To address these problems, Freedom House offers the following recommendations for US policymakers:
- Impose sanctions on corrupt foreign officials. Existing laws permit the US government to penalize foreign officials who are found to be complicit in grand corruption. For example, the Global Magnitsky Act allows sanctions not only for gross violations of human rights, but also for significant acts of corruption. Such sanctions block or revoke US visas for the targeted individuals and bar them from all US-based property ownership or transactions. Sanctions enforcement is a critical tool for addressing kleptocracy, and while it does not entirely prevent foreign corruption, it does deny perpetrators physical and financial access to the United States, making it more difficult for them to launder, hide, and spend stolen funds. Working in conjunction with allies’ sanctions regimes, US sanctions could go a long way toward cutting off kleptocrats and other corrupt actors from the global financial system.
- Pass the Corporate Transparency Act (H.R. 2513) or the similar ILLICIT CASH Act (S. 2563). These bills would require the disclosure of true, beneficial owners to the US Treasury’s Financial Crimes Enforcement Network (FinCEN) at the time a company is formed. The Corporate Transparency Act requires continued annual reporting, while the ILLICIT CASH Act requires updates when there are any changes to beneficial ownership. The legislation provides civil and criminal penalties for violators who fail to submit or provide incomplete or inaccurate information. Establishing a beneficial ownership registry would ensure that kleptocrats are unable to hide behind anonymous shell corporations, protecting the US financial system from corrupt influence and strengthening the effectiveness of existing US sanctions. The Corporate Transparency Act passed the House with the inclusion of Representative Cleaver’s COUNTER Act, which adds to and amends the Banking Secrecy Act (BSA) by codifying an information-sharing program to enable greater detection of illegal activity and by closing a number of loopholes. The ILLICIT CASH Act also includes reforms designed to modernize FinCEN and the US AML-CFT (anti–money laundering and countering the financing of terrorism) regime.

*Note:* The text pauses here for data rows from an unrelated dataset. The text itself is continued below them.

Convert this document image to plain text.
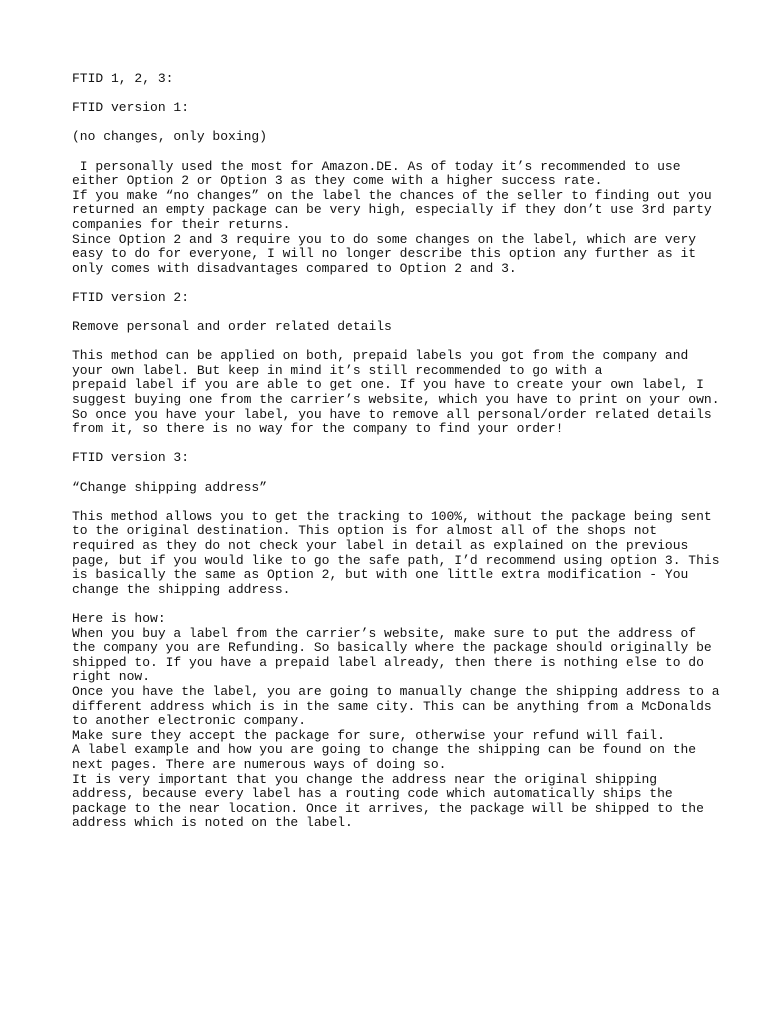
FTID 1, 2, 3:
FTID version 1:
(no changes, only boxing)
I personally used the most for Amazon.DE. As of today it’s recommended to use
either Option 2 or Option 3 as they come with a higher success rate.
If you make “no changes” on the label the chances of the seller to finding out you
returned an empty package can be very high, especially if they don’t use 3rd party
companies for their returns.
Since Option 2 and 3 require you to do some changes on the label, which are very
easy to do for everyone, I will no longer describe this option any further as it
only comes with disadvantages compared to Option 2 and 3.
FTID version 2:
Remove personal and order related details
This method can be applied on both, prepaid labels you got from the company and
your own label. But keep in mind it’s still recommended to go with a
prepaid label if you are able to get one. If you have to create your own label, I
suggest buying one from the carrier’s website, which you have to print on your own.
So once you have your label, you have to remove all personal/order related details
from it, so there is no way for the company to find your order!
FTID version 3:
“Change shipping address”
This method allows you to get the tracking to 100%, without the package being sent
to the original destination. This option is for almost all of the shops not
required as they do not check your label in detail as explained on the previous
page, but if you would like to go the safe path, I’d recommend using option 3. This
is basically the same as Option 2, but with one little extra modification - You
change the shipping address.
Here is how:
When you buy a label from the carrier’s website, make sure to put the address of
the company you are Refunding. So basically where the package should originally be
shipped to. If you have a prepaid label already, then there is nothing else to do
right now.
Once you have the label, you are going to manually change the shipping address to a
different address which is in the same city. This can be anything from a McDonalds
to another electronic company.
Make sure they accept the package for sure, otherwise your refund will fail.
A label example and how you are going to change the shipping can be found on the
next pages. There are numerous ways of doing so.
It is very important that you change the address near the original shipping
address, because every label has a routing code which automatically ships the
package to the near location. Once it arrives, the package will be shipped to the
address which is noted on the label.
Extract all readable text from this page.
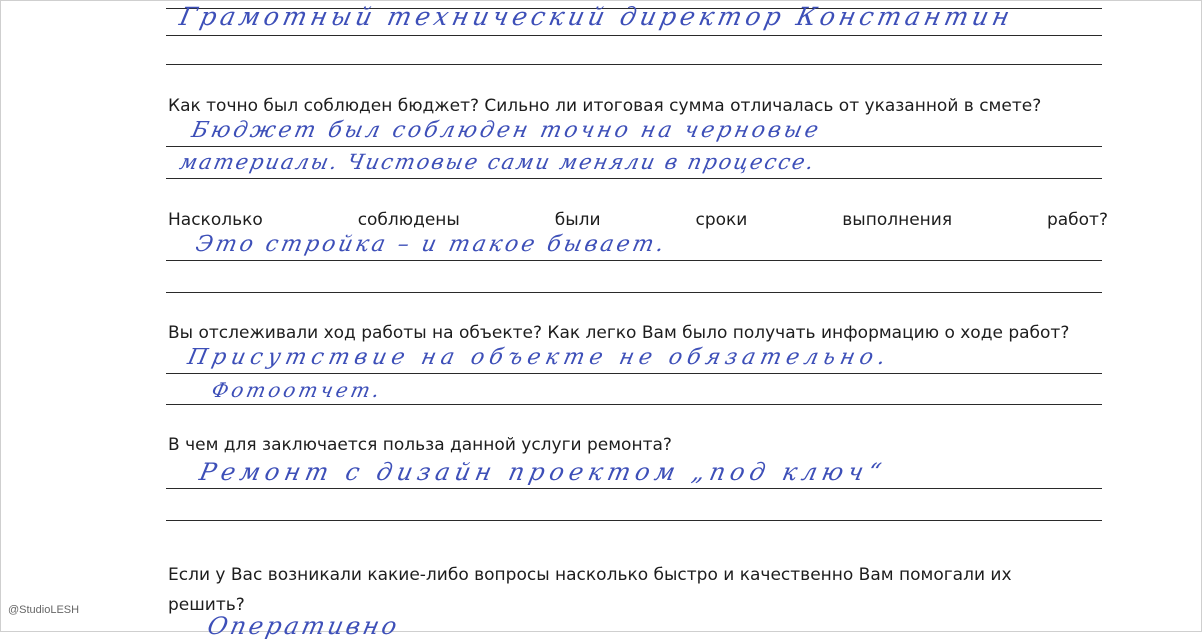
Грамотный технический директор Константин
Как точно был соблюден бюджет? Сильно ли итоговая сумма отличалась от указанной в смете?
Бюджет был соблюден точно на черновые
материалы. Чистовые сами меняли в процессе.
Насколько	соблюдены	были	сроки	выполнения	работ?
Это стройка – и такое бывает.
Вы отслеживали ход работы на объекте? Как легко Вам было получать информацию о ходе работ?
Присутствие на объекте не обязательно.
Фотоотчет.
В чем для заключается польза данной услуги ремонта?
Ремонт с дизайн проектом „под ключ“
Если у Вас возникали какие-либо вопросы насколько быстро и качественно Вам помогали их решить?
Оперативно
@StudioLESH
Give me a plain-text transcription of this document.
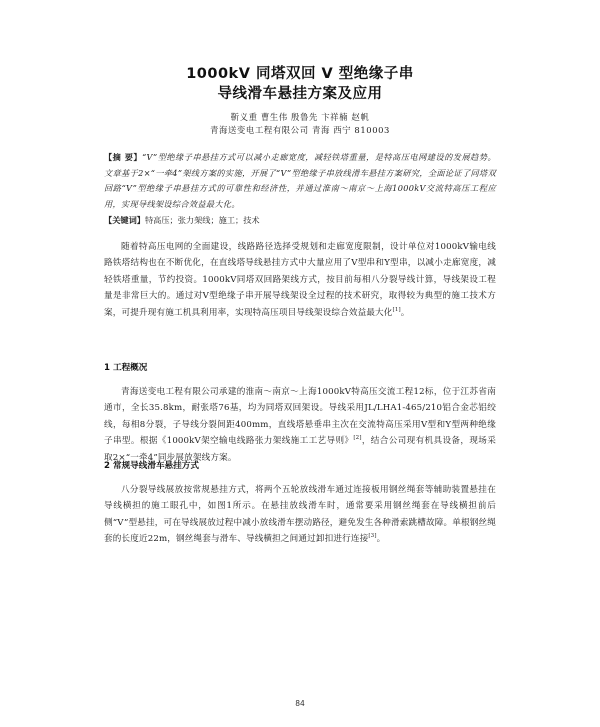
1000kV 同塔双回 V 型绝缘子串
导线滑车悬挂方案及应用
靳义重 曹生伟 殷鲁先 卞祥楠 赵帆
青海送变电工程有限公司 青海 西宁 810003
【摘 要】“V”型绝缘子串悬挂方式可以减小走廊宽度，减轻铁塔重量，是特高压电网建设的发展趋势。文章基于2×“一牵4”架线方案的实施，开展了“V”型绝缘子串放线滑车悬挂方案研究，全面论证了同塔双回路“V”型绝缘子串悬挂方式的可靠性和经济性，并通过淮南～南京～上海1000kV交流特高压工程应用，实现导线架设综合效益最大化。
【关键词】特高压；张力架线；施工；技术
随着特高压电网的全面建设，线路路径选择受规划和走廊宽度限制，设计单位对1000kV输电线路铁塔结构也在不断优化，在直线塔导线悬挂方式中大量应用了V型串和Y型串，以减小走廊宽度，减轻铁塔重量，节约投资。1000kV同塔双回路架线方式，按目前每相八分裂导线计算，导线架设工程量是非常巨大的。通过对V型绝缘子串开展导线架设全过程的技术研究，取得较为典型的施工技术方案，可提升现有施工机具利用率，实现特高压项目导线架设综合效益最大化[1]。
1 工程概况
青海送变电工程有限公司承建的淮南～南京～上海1000kV特高压交流工程12标，位于江苏省南通市，全长35.8km，耐张塔76基，均为同塔双回架设。导线采用JL/LHA1-465/210铝合金芯铝绞线，每相8分裂，子导线分裂间距400mm，直线塔悬垂串主次在交流特高压采用V型和Y型两种绝缘子串型。根据《1000kV架空输电线路张力架线施工工艺导则》[2]，结合公司现有机具设备，现场采取2×“一牵4”同步展放架线方案。
2 常规导线滑车悬挂方式
八分裂导线展放按常规悬挂方式，将两个五轮放线滑车通过连接板用钢丝绳套等辅助装置悬挂在导线横担的施工眼孔中，如图1所示。在悬挂放线滑车时，通常要采用钢丝绳套在导线横担前后侧“V”型悬挂，可在导线展放过程中减小放线滑车摆动路径，避免发生各种滑索跳槽故障。单根钢丝绳套的长度近22m，钢丝绳套与滑车、导线横担之间通过卸扣进行连接[3]。
84
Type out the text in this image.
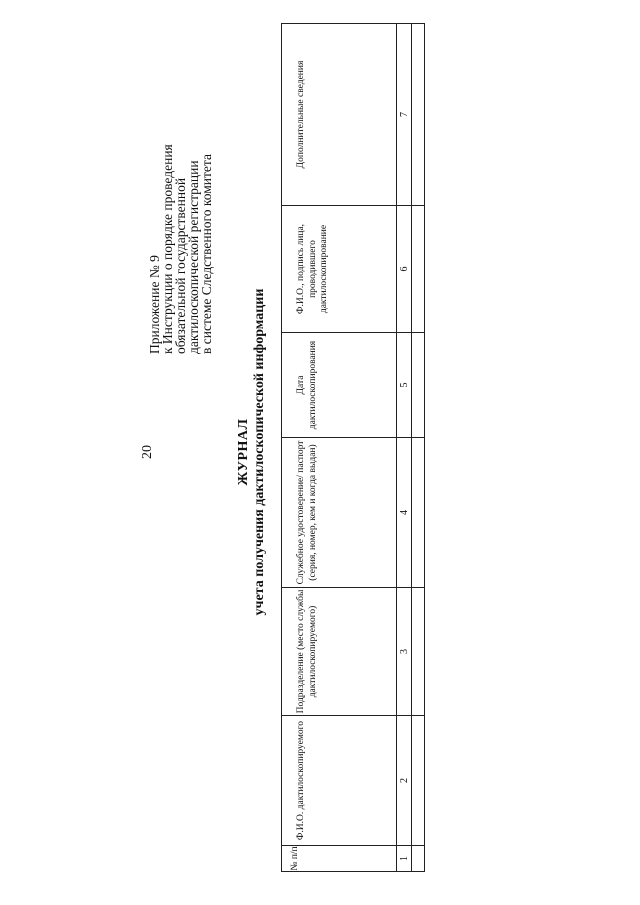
20
Приложение № 9
к Инструкции о порядке проведения
обязательной государственной
дактилоскопической регистрации
в системе Следственного комитета
ЖУРНАЛ учета получения дактилоскопической информации
№ п/п	Ф.И.О. дактилоскопируемого	Подразделение (место службы дактилоскопируемого)	Служебное удостоверение/ паспорт (серия, номер, кем и когда выдан)	Дата дактилоскопирования	Ф.И.О., подпись лица, проводившего дактилоскопирование	Дополнительные сведения
1	2	3	4	5	6	7
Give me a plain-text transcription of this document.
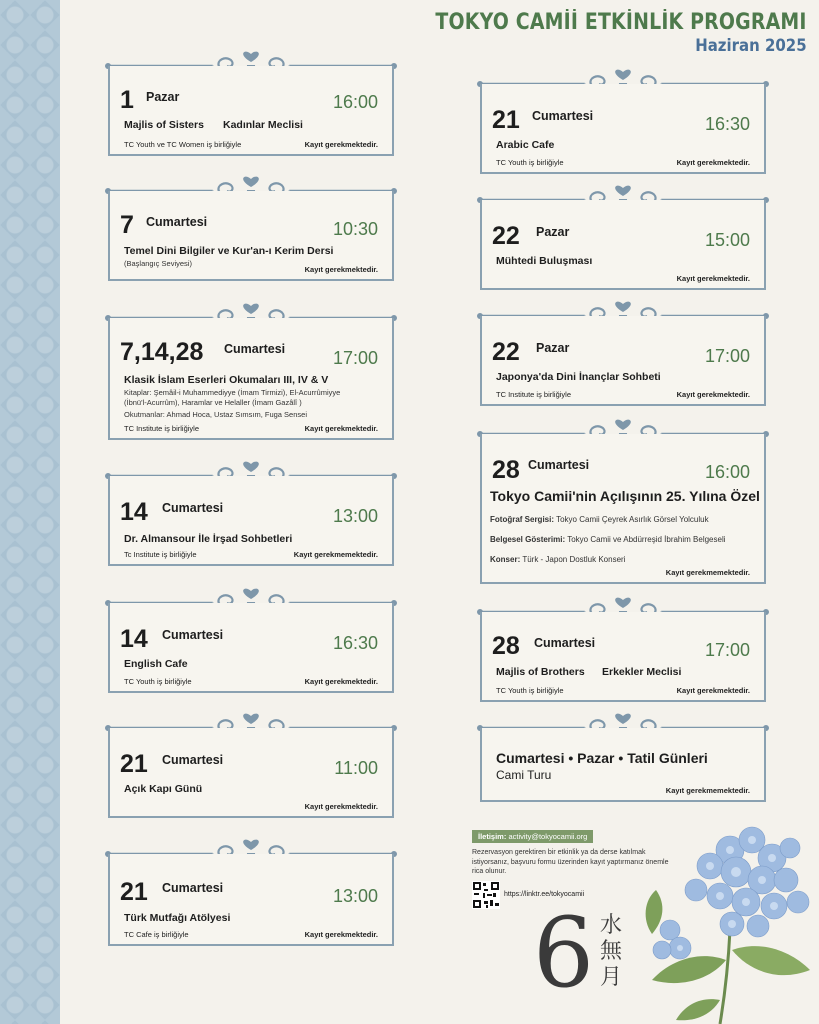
TOKYO CAMİİ ETKİNLİK PROGRAMI
Haziran 2025
1 Pazar	16:00
Majlis of Sisters Kadınlar Meclisi
TC Youth ve TC Women iş birliğiyle	Kayıt gerekmektedir.
7 Cumartesi	10:30
Temel Dini Bilgiler ve Kur'an-ı Kerim Dersi
(Başlangıç Seviyesi)
Kayıt gerekmektedir.
7,14,28 Cumartesi	17:00
Klasik İslam Eserleri Okumaları III, IV & V
Kitaplar: Şemâil-i Muhammediyye (İmam Tirmizi), El-Acurrûmiyye
(İbnü'l-Acurrûm), Haramlar ve Helaller (İmam Gazâlî )
Okutmanlar: Ahmad Hoca, Ustaz Sımsım, Fuga Sensei
TC Institute iş birliğiyle	Kayıt gerekmektedir.
14 Cumartesi	13:00
Dr. Almansour İle İrşad Sohbetleri
Tc Institute iş birliğiyle	Kayıt gerekmemektedir.
14 Cumartesi	16:30
English Cafe
TC Youth iş birliğiyle	Kayıt gerekmektedir.
21 Cumartesi	11:00
Açık Kapı Günü
Kayıt gerekmektedir.
21 Cumartesi	13:00
Türk Mutfağı Atölyesi
TC Cafe iş birliğiyle	Kayıt gerekmektedir.
21 Cumartesi	16:30
Arabic Cafe
TC Youth iş birliğiyle	Kayıt gerekmektedir.
22 Pazar	15:00
Mühtedi Buluşması
Kayıt gerekmektedir.
22 Pazar	17:00
Japonya'da Dini İnançlar Sohbeti
TC Institute iş birliğiyle	Kayıt gerekmektedir.
28 Cumartesi	16:00
Tokyo Camii'nin Açılışının 25. Yılına Özel
Fotoğraf Sergisi: Tokyo Camii Çeyrek Asırlık Görsel Yolculuk
Belgesel Gösterimi: Tokyo Camii ve Abdürreşid İbrahim Belgeseli
Konser: Türk - Japon Dostluk Konseri
Kayıt gerekmemektedir.
28 Cumartesi	17:00
Majlis of Brothers Erkekler Meclisi
TC Youth iş birliğiyle	Kayıt gerekmektedir.
Cumartesi • Pazar • Tatil Günleri
Cami Turu
Kayıt gerekmemektedir.
İletişim: activity@tokyocamii.org
Rezervasyon gerektiren bir etkinlik ya da derse katılmak istiyorsanız, başvuru formu üzerinden kayıt yaptırmanız önemle rica olunur.
https://linktr.ee/tokyocamii
6 水
無
月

- Pass the Countering Russian and Other Overseas Kleptocracy (CROOK) Act (H.R. 3843). The legislation would establish an action fund to supply extra resources during historic windows of opportunity for anticorruption reform in foreign countries. Five percent of the fines and penalties imposed under the Foreign Corrupt Practices Act (FCPA) would be dedicated to this fund. The law would also facilitate a whole-of-government approach by establishing an interagency corruption task force, anticorruption points of contact in US embassies, and online tools to better track and understand corruption around the world.
- Pass the Combating Global Corruption Act (S. 1309) . This law would make fighting international corruption a national security priority, in part by requiring the State Department to produce a public country-by-country report summarizing the extent of corruption and assigning a tier classification based on government efforts to combat the problem. In addition, the bill would establish various transparency and accountability measures for the State Department, the Department of Defense, and USAID to implement regarding US foreign assistance to the countries that are least engaged in anticorruption efforts.
- Pass the Foreign Extortion Prevention Act (H.R. 4140) . The legislation would criminalize bribery demands made by foreign officials, filling a gap in the FCPA and deterring cross-border bribery schemes. Currently, the FCPA requires an individual to have some connection to the United States to be indictable. This legislation would expand the US government’s ability to prosecute foreign nationals for requesting or accepting bribes from US companies and individuals.
- Raise public awareness about kleptocrats and corruption by passing the Kleptocrat Exposure Act (H.R. 3441) and the Justice for Victims of Kleptocracy Act (H.R. 4361). The Kleptocrat Exposure Act would give the secretary of state the authority to publicly reveal the identities of foreign nationals who are subject to US visa bans in connection with corruption, human rights abuses, and other malign activity. The Justice for Victims of Kleptocracy Act would make public the assets recovered through antikleptocracy investigations and prosecutions in order to demonstrate the harmful effects of corruption.